Settings#
cuPyNumeric has a number of runtime settings that can be configured through environment variables.
doctor#
- Type:
bool (“0” or “1”)
- Env var:
CUPYNUMERIC_DOCTOR- Default:
False
Attempt to warn about certain usage patterns that are inefficient with cuPyNumeric.
doctor_format#
- Type:
DoctorFormat (“plain”, “csv”, or “json”)
- Env var:
CUPYNUMERIC_DOCTOR_FORMAT- Default:
‘plain’
Format for cuPyNumeric ouput: plain, json, or csv.
doctor_filename#
- Type:
str
- Env var:
CUPYNUMERIC_DOCTOR_FILENAME- Default:
None
A filename for a file to dump cuPyNumeric output to, otherwise stdout.
doctor_filename#
- Type:
bool (“0” or “1”)
- Env var:
CUPYNUMERIC_DOCTOR_TRACEBACK- Default:
False
Whether cuPyNumeric Doctor output should include full tracebacks.
preload_cudalibs#
- Type:
bool (“0” or “1”)
- Env var:
CUPYNUMERIC_PRELOAD_CUDALIBS- Default:
False
Preload and initialize handles of all CUDA libraries (cuBLAS, cuSOLVER, etc.) used in cuPyNumeric.
warn#
- Type:
bool (“0” or “1”)
- Env var:
CUPYNUMERIC_WARN- Default:
False
Turn on warnings.
numpy_compat#
- Type:
bool (“0” or “1”)
- Env var:
CUPYNUMERIC_NUMPY_COMPATIBILITY- Default:
False
cuPyNumeric will issue additional tasks to match numpy’s results and behavior. This is currently used in the following APIs: nanmin, nanmax, nanargmin, nanargmax
fallback_stacktrace#
- Type:
bool (“0” or “1”)
- Env var:
CUPYNUMERIC_FALLBACK_STACKTRACE- Default:
False
Whether to dump a full stack trace whenever cuPyNumeric emits a warning about falling back to Numpy routines.

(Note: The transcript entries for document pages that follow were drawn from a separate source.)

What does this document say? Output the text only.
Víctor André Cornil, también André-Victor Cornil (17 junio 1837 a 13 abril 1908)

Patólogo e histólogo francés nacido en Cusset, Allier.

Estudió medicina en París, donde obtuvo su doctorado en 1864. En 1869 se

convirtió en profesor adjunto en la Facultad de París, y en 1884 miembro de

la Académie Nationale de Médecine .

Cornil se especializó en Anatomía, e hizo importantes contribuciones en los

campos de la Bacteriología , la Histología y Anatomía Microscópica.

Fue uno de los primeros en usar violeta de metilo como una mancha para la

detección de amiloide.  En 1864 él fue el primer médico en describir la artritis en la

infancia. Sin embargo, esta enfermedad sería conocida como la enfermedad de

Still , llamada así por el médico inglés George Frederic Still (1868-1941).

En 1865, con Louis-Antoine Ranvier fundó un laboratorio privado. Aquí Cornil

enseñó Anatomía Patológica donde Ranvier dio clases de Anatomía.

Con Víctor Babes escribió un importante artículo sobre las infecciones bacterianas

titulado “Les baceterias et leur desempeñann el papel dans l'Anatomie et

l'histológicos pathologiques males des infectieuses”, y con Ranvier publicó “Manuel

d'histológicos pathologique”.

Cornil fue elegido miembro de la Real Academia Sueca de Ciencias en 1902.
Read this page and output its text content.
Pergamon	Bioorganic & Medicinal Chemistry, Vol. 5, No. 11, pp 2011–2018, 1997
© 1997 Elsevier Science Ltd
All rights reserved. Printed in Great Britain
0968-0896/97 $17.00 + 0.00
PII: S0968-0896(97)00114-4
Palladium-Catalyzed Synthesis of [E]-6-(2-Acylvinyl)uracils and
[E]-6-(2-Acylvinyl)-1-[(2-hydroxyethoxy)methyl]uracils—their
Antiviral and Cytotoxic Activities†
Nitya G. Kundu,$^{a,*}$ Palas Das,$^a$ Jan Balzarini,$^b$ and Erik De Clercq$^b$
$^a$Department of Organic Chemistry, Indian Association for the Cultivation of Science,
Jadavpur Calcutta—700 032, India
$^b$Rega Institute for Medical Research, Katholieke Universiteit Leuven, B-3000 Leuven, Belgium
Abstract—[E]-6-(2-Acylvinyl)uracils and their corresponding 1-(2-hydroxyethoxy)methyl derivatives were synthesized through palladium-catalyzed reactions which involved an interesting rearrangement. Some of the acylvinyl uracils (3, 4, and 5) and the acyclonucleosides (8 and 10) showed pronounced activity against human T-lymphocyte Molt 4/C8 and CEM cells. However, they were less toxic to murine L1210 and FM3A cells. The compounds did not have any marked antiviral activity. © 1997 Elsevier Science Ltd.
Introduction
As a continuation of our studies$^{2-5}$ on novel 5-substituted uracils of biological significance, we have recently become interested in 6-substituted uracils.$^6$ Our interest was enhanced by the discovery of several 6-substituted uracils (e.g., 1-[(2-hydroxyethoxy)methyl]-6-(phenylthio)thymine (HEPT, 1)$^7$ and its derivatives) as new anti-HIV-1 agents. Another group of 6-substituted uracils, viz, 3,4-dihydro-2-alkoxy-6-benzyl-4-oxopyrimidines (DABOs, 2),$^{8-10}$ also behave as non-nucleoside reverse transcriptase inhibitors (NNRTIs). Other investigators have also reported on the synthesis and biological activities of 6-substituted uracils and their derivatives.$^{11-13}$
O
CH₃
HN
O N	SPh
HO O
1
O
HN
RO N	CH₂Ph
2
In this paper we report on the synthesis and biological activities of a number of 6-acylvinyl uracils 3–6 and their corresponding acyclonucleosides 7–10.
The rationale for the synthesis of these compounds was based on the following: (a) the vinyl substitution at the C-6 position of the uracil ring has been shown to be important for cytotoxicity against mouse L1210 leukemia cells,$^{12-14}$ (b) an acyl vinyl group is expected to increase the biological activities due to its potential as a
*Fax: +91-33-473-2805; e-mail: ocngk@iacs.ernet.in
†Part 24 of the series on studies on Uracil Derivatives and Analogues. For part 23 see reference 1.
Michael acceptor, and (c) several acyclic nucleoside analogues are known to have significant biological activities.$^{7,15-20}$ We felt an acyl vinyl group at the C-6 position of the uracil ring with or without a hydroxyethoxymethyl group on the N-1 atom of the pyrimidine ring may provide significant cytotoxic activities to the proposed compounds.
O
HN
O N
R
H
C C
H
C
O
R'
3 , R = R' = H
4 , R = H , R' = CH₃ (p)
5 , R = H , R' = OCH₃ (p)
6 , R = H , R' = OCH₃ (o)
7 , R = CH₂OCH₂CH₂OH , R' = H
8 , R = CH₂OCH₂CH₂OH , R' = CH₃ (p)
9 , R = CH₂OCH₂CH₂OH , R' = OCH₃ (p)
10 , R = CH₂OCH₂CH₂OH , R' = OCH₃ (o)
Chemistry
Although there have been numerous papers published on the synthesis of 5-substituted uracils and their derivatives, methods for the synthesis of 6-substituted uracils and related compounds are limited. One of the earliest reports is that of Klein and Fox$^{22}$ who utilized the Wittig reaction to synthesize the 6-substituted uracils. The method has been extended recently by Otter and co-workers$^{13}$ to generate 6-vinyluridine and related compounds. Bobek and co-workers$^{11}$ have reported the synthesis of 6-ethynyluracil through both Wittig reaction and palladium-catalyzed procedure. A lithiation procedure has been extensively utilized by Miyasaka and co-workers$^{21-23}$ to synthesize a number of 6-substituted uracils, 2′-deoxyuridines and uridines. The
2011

This is a read-only environment variable setting used by the runtime.
fast_math#
- Type:
bool (“0” or “1”)
- Env var:
CUPYNUMERIC_FAST_MATH- Default:
False
Enable certain optimized execution modes for floating-point math operations, that may violate strict IEEE specifications. Currently this flag enables the acceleration of single-precision cuBLAS routines using TF32 tensor cores.
This is a read-only environment variable setting used by the runtime.
min_gpu_chunk#
- Type:
int
- Env var:
CUPYNUMERIC_MIN_GPU_CHUNK- Default:
65536 (test-mode default: 2)
Minimum chunk size for GPU operations.
This is a read-only environment variable setting used by the runtime.
min_cpu_chunk#
- Type:
int
- Env var:
CUPYNUMERIC_MIN_CPU_CHUNK- Default:
1024 (test-mode default: 2)
Minimum chunk size for CPU operations.
This is a read-only environment variable setting used by the runtime.
min_omp_chunk#
- Type:
int
- Env var:
CUPYNUMERIC_MIN_OMP_CHUNK- Default:
8192 (test-mode default: 2)
Minimum chunk size for OpenMP operations.
This is a read-only environment variable setting used by the runtime.
matmul_cache_size#
- Type:
int
- Env var:
CUPYNUMERIC_MATMUL_CACHE_SIZE- Default:
134217728 (test-mode default: 4096)
Force cuPyNumeric to keep temporary task slices during matmul computations smaller than this threshold. Whenever the temporary space needed during computation would exceed this value the task will be batched over ‘k’ to fulfill the requirement.
This is a read-only environment variable setting used by the runtime.
test#
- Type:
bool (“0” or “1”)
- Env var:
LEGATE_TEST- Default:
False
Enable test mode. This sets alternative defaults for various other settings.
This is a read-only environment variable setting used by the runtime.
take_default#
- Type:
str
- Env var:
CUPYNUMERIC_TAKE_DEFAULT- Default:
‘auto’
- Default algorithm for deferred array.take():
‘auto’: let cuPyNumeric decide which algorithm to use
‘index’: use advanced indexing
‘task’: use a task that broadcasts the indices
disable_bounds_checking#
- Type:
DisableBoundsChecking (“none”, “all”, or comma-separated selectors: indexing, take, take_along_axis, put)
- Env var:
CUPYNUMERIC_DISABLE_BOUNDS_CHECKING- Default:
‘none’
Disables explicit bounds checking for advanced-indexing-related operations.
‘none’: disable no targeted explicit bounds checks
‘all’: disable all targeted explicit bounds checks
- comma-separated selectors such as:
‘indexing,take,put’
to disable checks only for the named operations
use_nccl_gather#
- Type:
bool (“0” or “1”)
- Env var:
CUPYNUMERIC_USE_NCCL_GATHER- Default:
False
Enable distributed gather via the NCCL all-to-all implementation when multiple GPUs are available.